Wong: I’m sure that that is playing into it. In the past several years, we’ve seen the organized right be very successful in playing the refs. It’s a strange and surprising thing, and certainly a strange commentary on where the Republican Party is today, that you would have Sen. Ted Cruz strongly defending Steven Crowder’s right to be on YouTube and aligning the difference between the right for a YouTuber to espouse conservative views when it comes to, say, small government or low taxes versus the right for somebody to just be bigoted and homophobic and racist.

Related links: more insight from Molly Wood

YouTube has a blog post where it announced that it will start more aggressively removing certain types of videos from its network. The company said it will take down inherently discriminatory videos, videos that deny things like the Holocaust or the Sandy Hook shooting, and Nazi propaganda, but said it will try to filter out videos that are useful to researchers or that are talking about policy or legislation, which already sounds pretty complicated.

YouTube will also try to reverse its often-criticized algorithm that tends to lead viewers from even a relatively benign video almost directly to child porn. I am not being flippant here. The New York Times had a story Monday on how common this progression is and how even cute kid videos uploaded by their parents get grabbed by the YouTube algorithm and presented as a sort of catalog for creepers. So YouTube said if someone is watching a video that’s sort of borderline, it will try to counter that video with a more authoritative or better-quality recommendation.

Meanwhile, even as YouTube makes these changes, there’s the political backlash, the narrative that YouTube is censoring the voices of conservative commentators, along with Facebook and Twitter. There was a Washington Examiner op-ed from a former Trump administration person along these lines.
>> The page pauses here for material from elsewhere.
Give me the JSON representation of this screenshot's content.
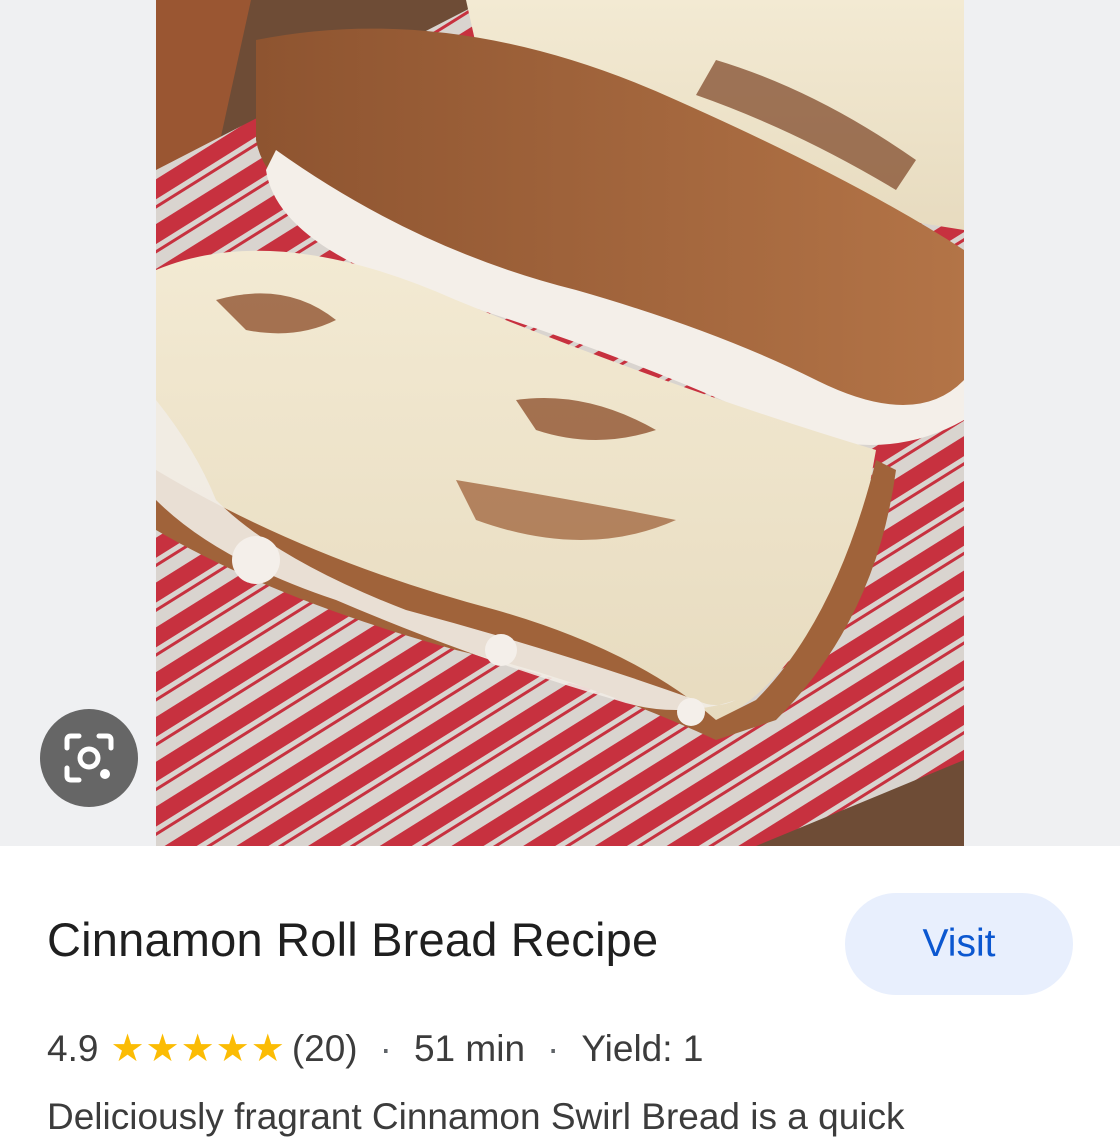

Julia Wong mentioned Sen. Ted Cruz, who said in April that part of the reason he thinks the government should regulate big tech companies is over anti-conservative bias. Last month the White House launched a “political bias” tool that let people report whether they think their social media accounts have been unfairly banned because of their viewpoints.

At one point in our interview, Wong told me she thinks the tech platforms are in some ways damned if they do and damned if they don’t regulate content. It’s tough because it’s a slippery slope. The shootings and the pedophilia, those are the easy calls. After that it starts to get really messy really fast, and then you’re talking about huge powerful companies with huge influence over literally what we see and read and think.

However, after I read this Buzzfeed story last month about the 14-year-old girl with a million followers who tells gay people and Muslims to kill themselves and promotes so-called red pill beliefs that women are inferior, and the story said YouTube gave her channel a “strike” (that meant she couldn’t upload for a whole entire week) I did feel like maybe I would appreciate a bias against that content.